Lit Review: Lost in the Middle

Motivation:

  • Context lengths of LLMs have been increasing exponentially, encompassing thousands of tokens as input
  • Increasing context length allows for processing of lengthy external documents, enhancing memory for long conversations, search, summarization, etc.
  • Effectiveness of these long-context LLMs in using the context across the length of this increasing context window is not yet properly explored
  • This research aims to address the problem of whether these models can robustly access and use information located within these extended context windows, specifically when the relevant information is positioned in the middle.
  • Do these models exhibit primacy bias (favoring information at the beginning of the context window) or recency bias (end of context window)?

External Context Review

No external research was needed or conducted to understand this paper

Conceptual Walkthrough:

Authors devised controlled experiments focusing on two tasks:

Multi-document Question Answering: Models receive multiple documents, only one containing the answer to a given question. Researchers systematically vary the position of the answer-containing document within the input context.

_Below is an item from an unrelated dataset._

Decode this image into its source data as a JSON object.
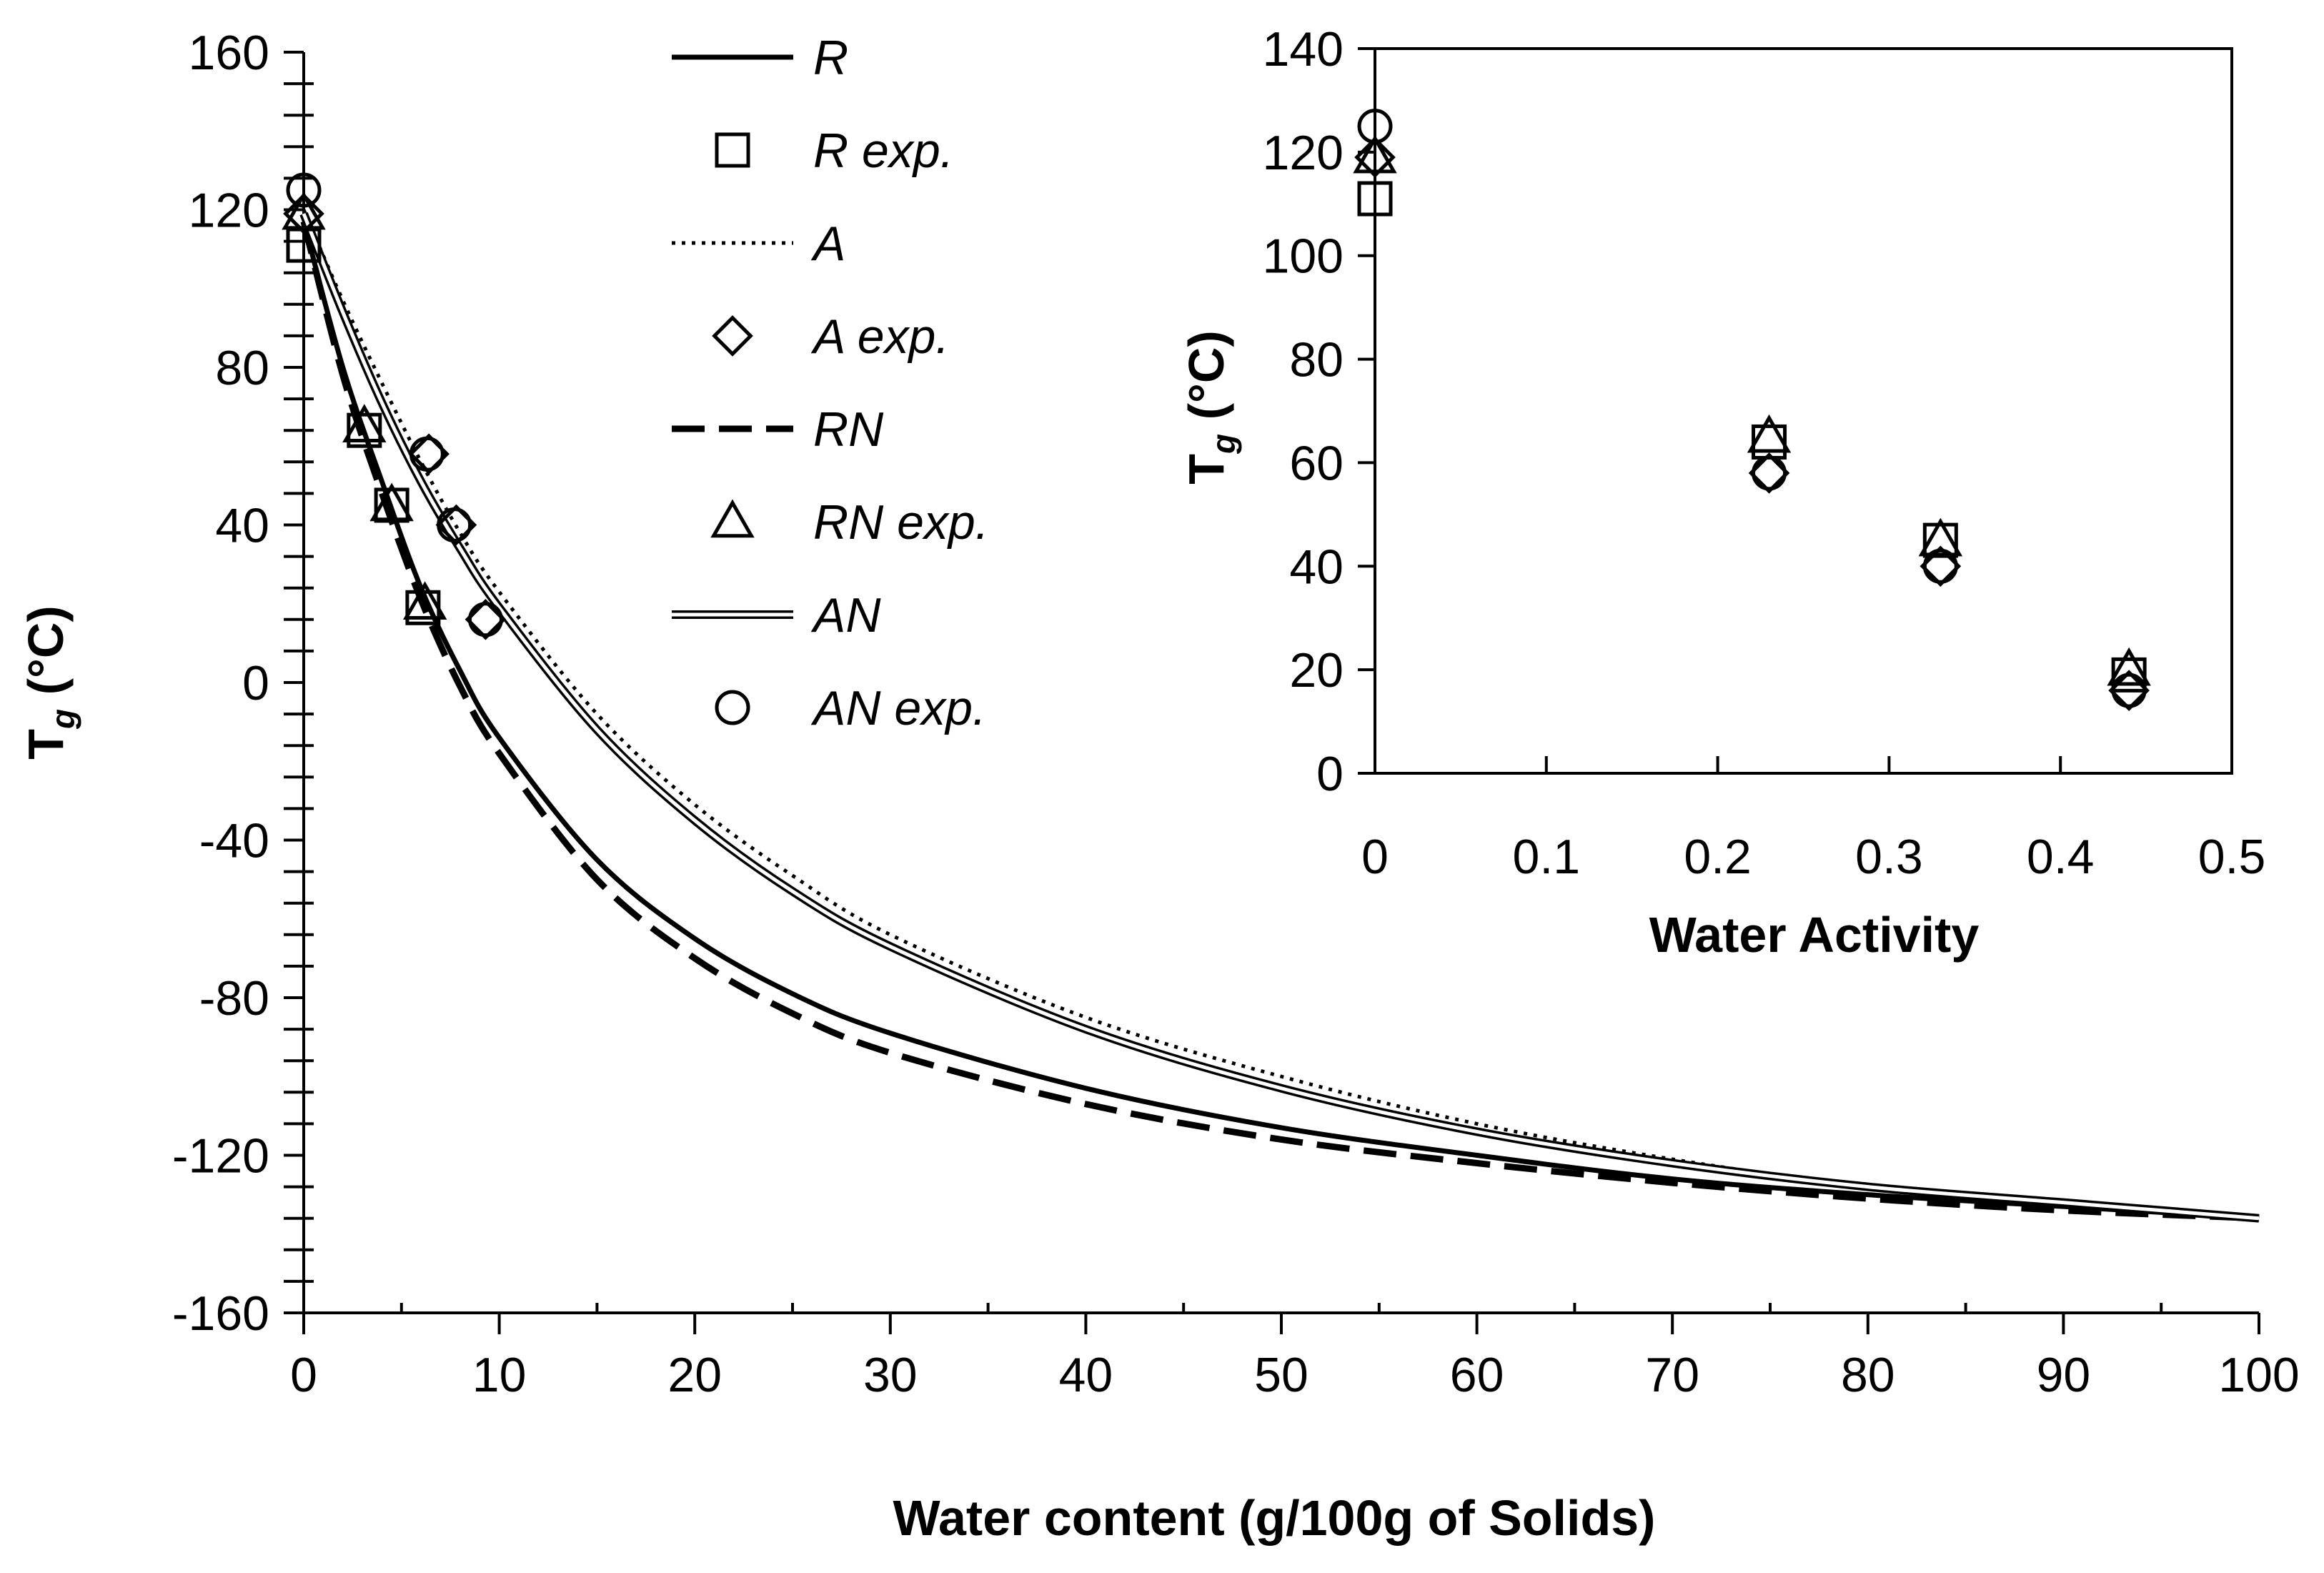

Key-Value Retrieval: A simplified task where models need to extract the value corresponding to a specific key from a JSON object. The position of the key-value pair is manipulated within the input.

Key Findings:

The U-shaped Performance Curve: A consistent finding across both tasks is the emergence of a U-shaped performance curve. Model accuracy is generally higher when the relevant information is at the beginning (primacy bias) or the end (recency bias) of the input context. Performance significantly deteriorates when models need to access information in the middle of the context. This pattern suggests that current long-context language models do not robustly utilize the entirety of their input context.

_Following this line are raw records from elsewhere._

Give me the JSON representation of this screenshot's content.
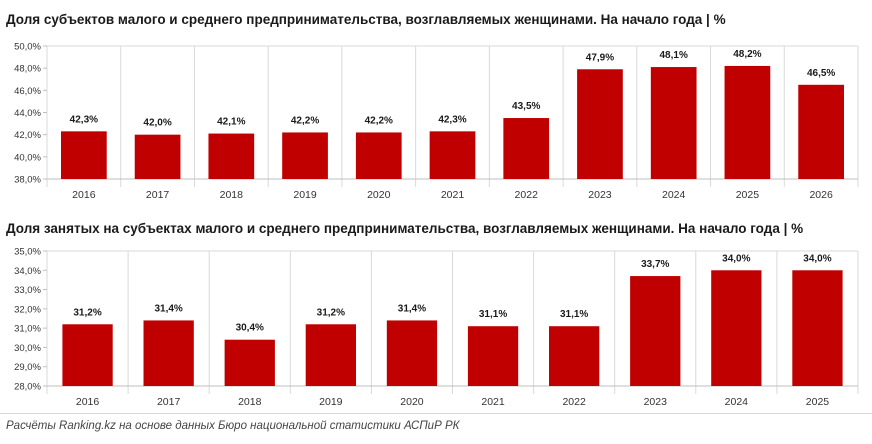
{
  "colors": {
    "bar": "#c00000",
    "grid": "#d9d9d9",
    "axis_text": "#333333"
  },
  "footer": {
    "text": "Расчёты Ranking.kz на основе данных Бюро национальной статистики АСПиР РК"
  },
  "chart_data": [
    {
      "type": "bar",
      "title": "Доля субъектов малого и среднего предпринимательства, возглавляемых женщинами. На начало года | %",
      "categories": [
        "2016",
        "2017",
        "2018",
        "2019",
        "2020",
        "2021",
        "2022",
        "2023",
        "2024",
        "2025",
        "2026"
      ],
      "values": [
        42.3,
        42.0,
        42.1,
        42.2,
        42.2,
        42.3,
        43.5,
        47.9,
        48.1,
        48.2,
        46.5
      ],
      "data_labels": [
        "42,3%",
        "42,0%",
        "42,1%",
        "42,2%",
        "42,2%",
        "42,3%",
        "43,5%",
        "47,9%",
        "48,1%",
        "48,2%",
        "46,5%"
      ],
      "ylim": [
        38,
        50
      ],
      "yticks": [
        38,
        40,
        42,
        44,
        46,
        48,
        50
      ],
      "ytick_labels": [
        "38,0%",
        "40,0%",
        "42,0%",
        "44,0%",
        "46,0%",
        "48,0%",
        "50,0%"
      ],
      "grid": "vertical category separators"
    },
    {
      "type": "bar",
      "title": "Доля занятых на субъектах малого и среднего предпринимательства, возглавляемых женщинами. На начало года | %",
      "categories": [
        "2016",
        "2017",
        "2018",
        "2019",
        "2020",
        "2021",
        "2022",
        "2023",
        "2024",
        "2025"
      ],
      "values": [
        31.2,
        31.4,
        30.4,
        31.2,
        31.4,
        31.1,
        31.1,
        33.7,
        34.0,
        34.0
      ],
      "data_labels": [
        "31,2%",
        "31,4%",
        "30,4%",
        "31,2%",
        "31,4%",
        "31,1%",
        "31,1%",
        "33,7%",
        "34,0%",
        "34,0%"
      ],
      "ylim": [
        28,
        35
      ],
      "yticks": [
        28,
        29,
        30,
        31,
        32,
        33,
        34,
        35
      ],
      "ytick_labels": [
        "28,0%",
        "29,0%",
        "30,0%",
        "31,0%",
        "32,0%",
        "33,0%",
        "34,0%",
        "35,0%"
      ],
      "grid": "vertical category separators"
    }
  ]
}
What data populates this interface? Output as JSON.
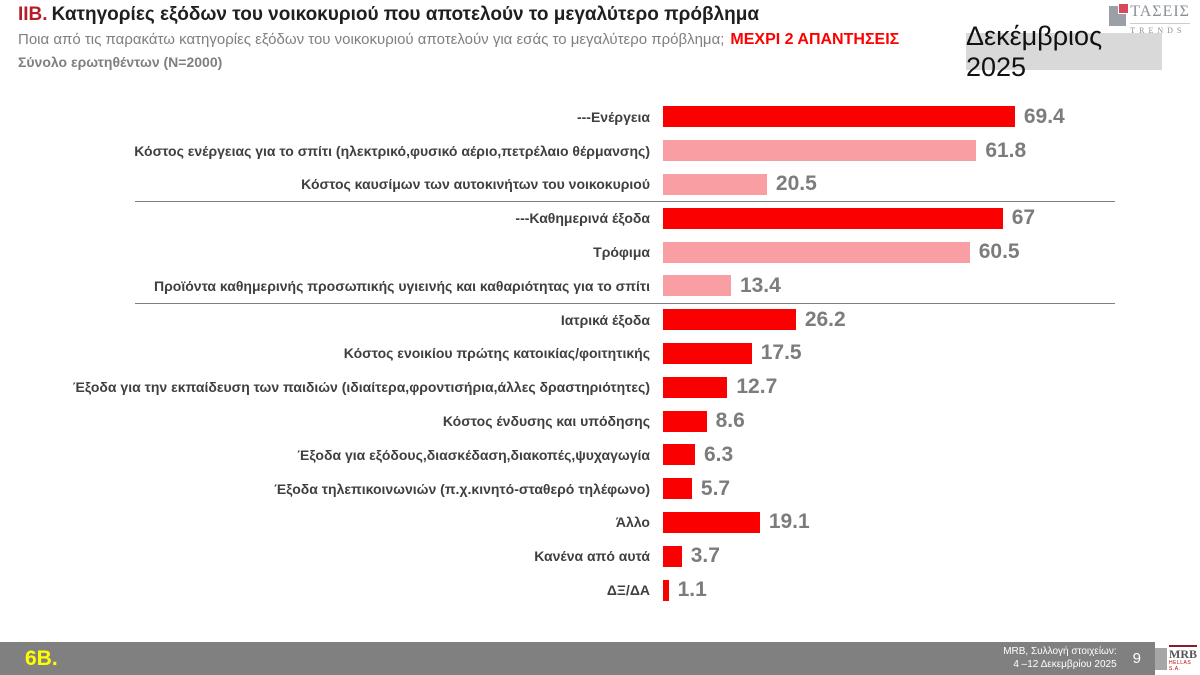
{
  "header": {
    "title_prefix": "ΙΙΒ.",
    "title": "Κατηγορίες εξόδων του νοικοκυριού  που αποτελούν το μεγαλύτερο πρόβλημα",
    "subtitle": "Ποια από τις παρακάτω κατηγορίες εξόδων του νοικοκυριού  αποτελούν για εσάς το μεγαλύτερο πρόβλημα;",
    "subtitle_highlight": "ΜΕΧΡΙ 2 ΑΠΑΝΤΗΣΕΙΣ",
    "sample": "Σύνολο ερωτηθέντων (N=2000)",
    "date_box": "Δεκέμβριος 2025",
    "brand_logo": {
      "name": "ΤΑΣΕΙΣ",
      "sub": "TRENDS"
    }
  },
  "chart_data": {
    "type": "bar",
    "orientation": "horizontal",
    "unit": "percent",
    "xlim": [
      0,
      75
    ],
    "grid": false,
    "legend": false,
    "categories": [
      "---Ενέργεια",
      "Κόστος ενέργειας για το σπίτι (ηλεκτρικό,φυσικό αέριο,πετρέλαιο θέρμανσης)",
      "Κόστος καυσίμων των αυτοκινήτων του νοικοκυριού",
      "---Καθημερινά έξοδα",
      "Τρόφιμα",
      "Προϊόντα καθημερινής προσωπικής υγιεινής και καθαριότητας για το σπίτι",
      "Ιατρικά έξοδα",
      "Κόστος ενοικίου πρώτης κατοικίας/φοιτητικής",
      "Έξοδα για την εκπαίδευση των παιδιών (ιδιαίτερα,φροντισήρια,άλλες δραστηριότητες)",
      "Κόστος ένδυσης και υπόδησης",
      "Έξοδα για εξόδους,διασκέδαση,διακοπές,ψυχαγωγία",
      "Έξοδα τηλεπικοινωνιών (π.χ.κινητό-σταθερό τηλέφωνο)",
      "Άλλο",
      "Κανένα από αυτά",
      "ΔΞ/ΔΑ"
    ],
    "values": [
      69.4,
      61.8,
      20.5,
      67,
      60.5,
      13.4,
      26.2,
      17.5,
      12.7,
      8.6,
      6.3,
      5.7,
      19.1,
      3.7,
      1.1
    ],
    "value_labels": [
      "69.4",
      "61.8",
      "20.5",
      "67",
      "60.5",
      "13.4",
      "26.2",
      "17.5",
      "12.7",
      "8.6",
      "6.3",
      "5.7",
      "19.1",
      "3.7",
      "1.1"
    ],
    "bar_styles": [
      "red",
      "pink",
      "pink",
      "red",
      "pink",
      "pink",
      "red",
      "red",
      "red",
      "red",
      "red",
      "red",
      "red",
      "red",
      "red"
    ],
    "separators_after_index": [
      2,
      5
    ],
    "colors": {
      "red": "#FA0000",
      "pink": "#F99EA3",
      "value_text": "#7C7C7C",
      "label_text": "#3F3F3F"
    }
  },
  "footer": {
    "question_code": "6Β.",
    "source_line1": "MRB, Συλλογή στοιχείων:",
    "source_line2": "4 –12 Δεκεμβρίου 2025",
    "page_number": "9",
    "logo": {
      "name": "MRB",
      "sub": "HELLAS S.A."
    }
  }
}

Extended Context Doesn’t Guarantee Better Performance: Interestingly, extended-context models (those with larger maximum context window sizes) do not consistently outperform their standard counterparts. This suggests that simply increasing the context window size might not be sufficient for improving the effective utilization of long contexts.

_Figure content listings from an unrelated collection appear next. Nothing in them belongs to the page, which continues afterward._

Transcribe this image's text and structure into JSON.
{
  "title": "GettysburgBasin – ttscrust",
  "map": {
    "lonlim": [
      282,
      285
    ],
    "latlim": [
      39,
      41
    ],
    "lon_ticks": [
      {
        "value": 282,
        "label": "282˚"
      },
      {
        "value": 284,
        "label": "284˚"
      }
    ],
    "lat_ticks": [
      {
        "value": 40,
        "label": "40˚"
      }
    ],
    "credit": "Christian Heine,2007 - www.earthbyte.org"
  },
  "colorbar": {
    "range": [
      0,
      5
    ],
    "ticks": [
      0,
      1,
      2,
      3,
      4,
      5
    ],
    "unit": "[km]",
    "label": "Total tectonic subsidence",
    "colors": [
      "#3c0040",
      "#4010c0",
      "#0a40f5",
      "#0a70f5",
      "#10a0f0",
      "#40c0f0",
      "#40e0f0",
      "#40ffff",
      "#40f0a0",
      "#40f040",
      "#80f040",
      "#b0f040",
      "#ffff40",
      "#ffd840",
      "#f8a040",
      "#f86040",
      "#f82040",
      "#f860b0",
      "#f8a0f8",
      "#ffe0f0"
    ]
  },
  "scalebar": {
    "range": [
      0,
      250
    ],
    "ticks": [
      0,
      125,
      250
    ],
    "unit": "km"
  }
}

  • Decoder-only models more vulnerable to this phenomenon, encoder-decoder models more resilient
  • Comparing a base language model (MPT-30B) with its instruction-tuned counterpart (MPT-30B-instruct), both models exhibit the U-shaped curve, although the performance disparity between best and worst-case scenarios is slightly reduced
  • Solutions: organize information before feeding it to model. Preprocessing input to give it structure and “roadmap”.
    • Effective Reranking: position relevant information closer to the beginning of the input, leveraging observed primacy bias in the models
    • Ranked List Truncation: truncate the ranked list of retrieved documents, retrieving fewer documents where appropriate
    • QueryAware Contextualization: Place query both before and after the data that is to be processed
    • Understanding of Imhpact of Model Scale and Fine-Tuning: Analysis of Llama-2 models reveals that the U-shaped performance curve is more pronounced in larger language models (13B and 60B) compared to smaller models (7B)

Conclusion:

This paper examines how well language models use long input contexts and finds they struggle to access information in the middle of these contexts. This is evident in the consistent U-shaped performance curve observed across tasks, where accuracy is high when relevant information is at the beginning or end (primacy and recency bias) but drops significantly when it’s in the middle.

This has implications for real-world applications like question answering and information retrieval. The paper suggests further research on:

  • Optimizing model architecture for long contexts
  • Refining query-aware contextualization techniques
  • Developing fine-tuning strategies to address positional biases

The research highlights the need for new evaluation methods that assess the robustness of long-context models to variations in the position of relevant information.